During a traditional sleep study, an overnight stay in a hospital or sleep center is required. Upon arrival, a sleep technician attaches sensors to the torso and head that monitor brain waves, heartbeat and breathing.  
The results captured over the next eight hours of sleep help physicians determine if a patient has sleep apnea, restless leg syndrome and a variety of other sleep disorders.
The testing can be very revealing, but isn’t always the most convenient or comfortable experience for patients trying to sleep normally in an unfamiliar environment.  
With a home sleep study, patients are in their own surroundings and can follow their usual routines, which will result in falling asleep faster and yield truer results. Unusual sleep hours can be accommodated as well.
For those who work night shift or have a lifestyle that results in an unusual bedtime, it can be difficult to fall asleep for a typical 11 p.m. sleep study.

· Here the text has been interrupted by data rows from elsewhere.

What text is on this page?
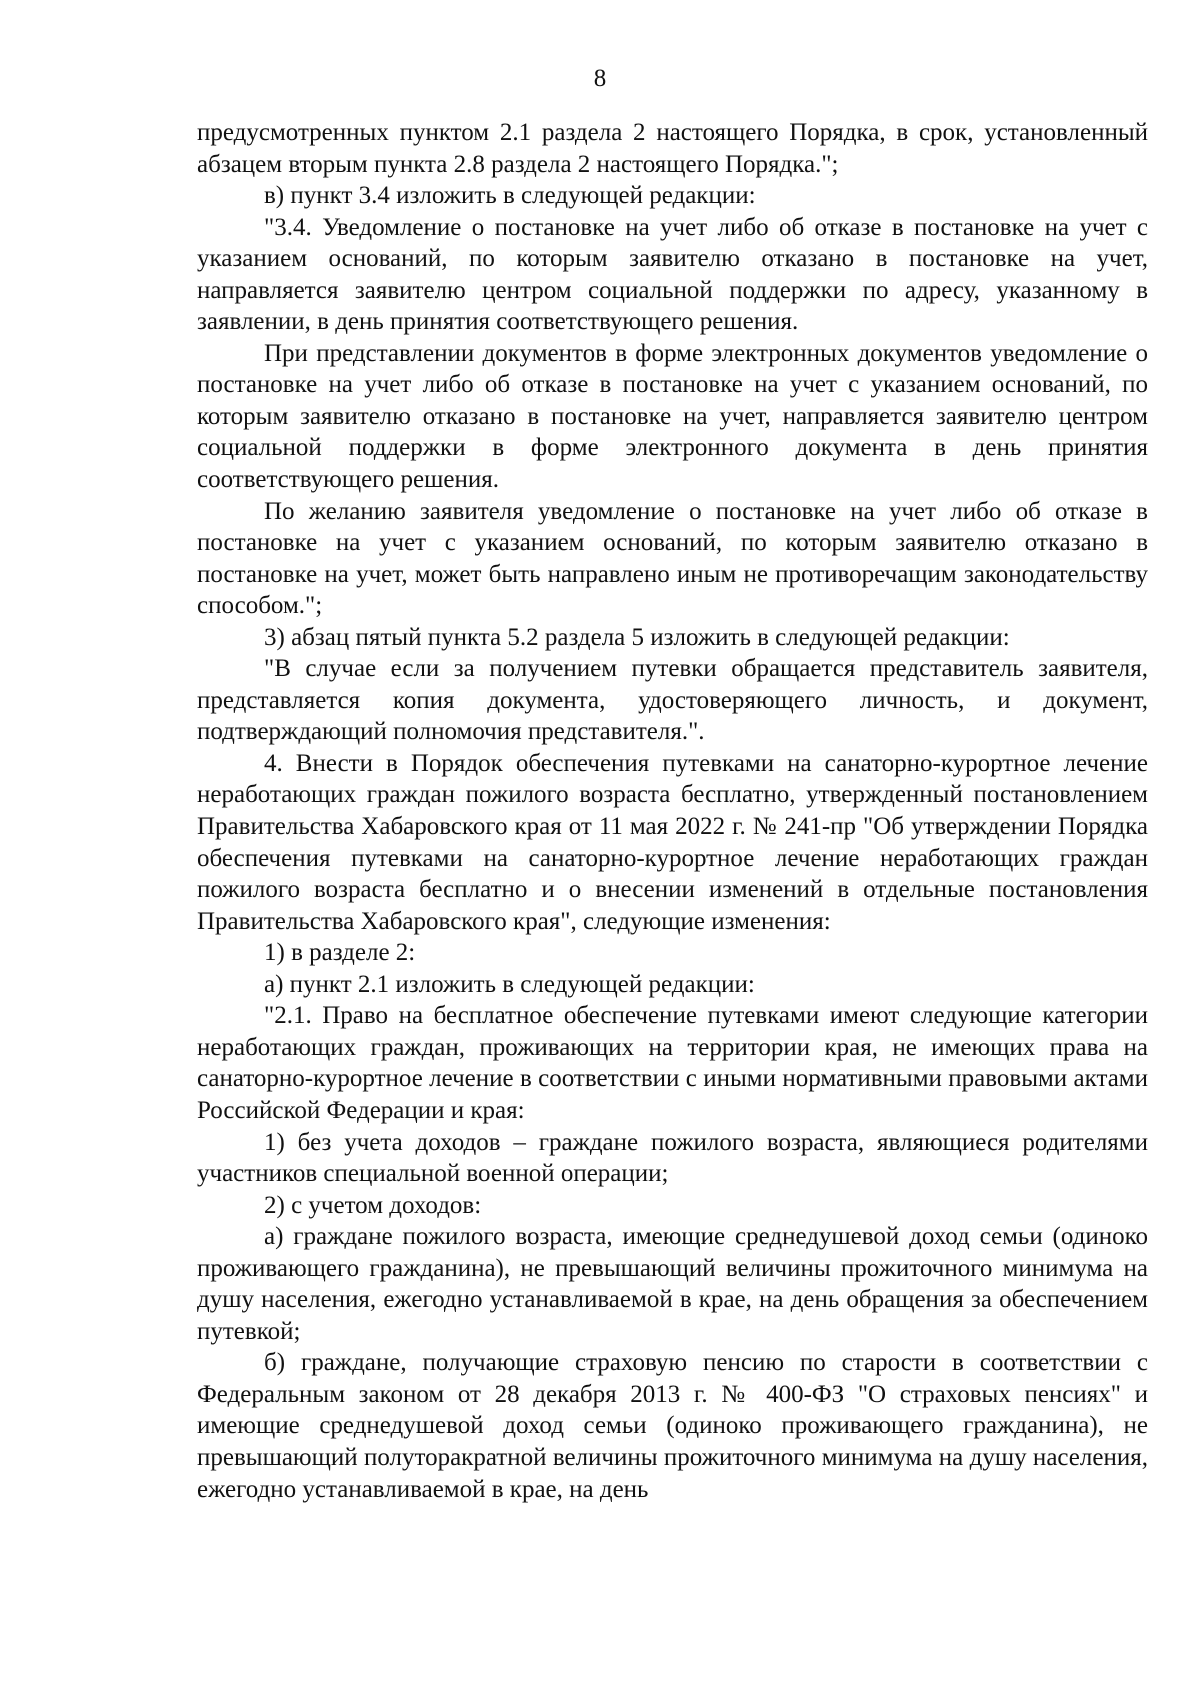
8

предусмотренных пунктом 2.1 раздела 2 настоящего Порядка, в срок, установленный абзацем вторым пункта 2.8 раздела 2 настоящего Порядка.";

в) пункт 3.4 изложить в следующей редакции:

"3.4. Уведомление о постановке на учет либо об отказе в постановке на учет с указанием оснований, по которым заявителю отказано в постановке на учет, направляется заявителю центром социальной поддержки по адресу, указанному в заявлении, в день принятия соответствующего решения.

При представлении документов в форме электронных документов уведомление о постановке на учет либо об отказе в постановке на учет с указанием оснований, по которым заявителю отказано в постановке на учет, направляется заявителю центром социальной поддержки в форме электронного документа в день принятия соответствующего решения.

По желанию заявителя уведомление о постановке на учет либо об отказе в постановке на учет с указанием оснований, по которым заявителю отказано в постановке на учет, может быть направлено иным не противоречащим законодательству способом.";

3) абзац пятый пункта 5.2 раздела 5 изложить в следующей редакции:

"В случае если за получением путевки обращается представитель заявителя, представляется копия документа, удостоверяющего личность, и документ, подтверждающий полномочия представителя.".

4. Внести в Порядок обеспечения путевками на санаторно-курортное лечение неработающих граждан пожилого возраста бесплатно, утвержденный постановлением Правительства Хабаровского края от 11 мая 2022 г. № 241-пр "Об утверждении Порядка обеспечения путевками на санаторно-курортное лечение неработающих граждан пожилого возраста бесплатно и о внесении изменений в отдельные постановления Правительства Хабаровского края", следующие изменения:

1) в разделе 2:

а) пункт 2.1 изложить в следующей редакции:

"2.1. Право на бесплатное обеспечение путевками имеют следующие категории неработающих граждан, проживающих на территории края, не имеющих права на санаторно-курортное лечение в соответствии с иными нормативными правовыми актами Российской Федерации и края:

1) без учета доходов – граждане пожилого возраста, являющиеся родителями участников специальной военной операции;

2) с учетом доходов:

а) граждане пожилого возраста, имеющие среднедушевой доход семьи (одиноко проживающего гражданина), не превышающий величины прожиточного минимума на душу населения, ежегодно устанавливаемой в крае, на день обращения за обеспечением путевкой;

б) граждане, получающие страховую пенсию по старости в соответствии с Федеральным законом от 28 декабря 2013 г. № 400-ФЗ "О страховых пенсиях" и имеющие среднедушевой доход семьи (одиноко проживающего гражданина), не превышающий полуторакратной величины прожиточного минимума на душу населения, ежегодно устанавливаемой в крае, на день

The tech can even pre-program the machine to turn on and off at a certain time if the patient has an usual bedtime.
Convenience is just one of the benefits of a home sleep study. If a patient has an unusually restless night that may yield inconclusive results, there is an opportunity to monitor a second night’s sleep. The goal is the make the experience as simple and easy as possible for the patient.
“We provide education before testing to make sure our patients know how to set up the equipment. A sleep tech actually sits down with the patients when they come in to pick it up,” said Maria Phillips, director of Imaging. Other providers of home sleep studies send the equipment through the mail with a set of instructions.
There are four basic components to the setup, which takes about 10 minutes at home: a belt around the waist, a belt around the chest, a pulse and oxygen reader that clips to the finger, and a sensor that is placed beneath the nose.
The studies are covered by most insurance companies and Medicare. Diagnosis is the same as a traditional sleep study. The results are read by a pulmonologists certified in sleep medicine and shared with a patient’s doctor.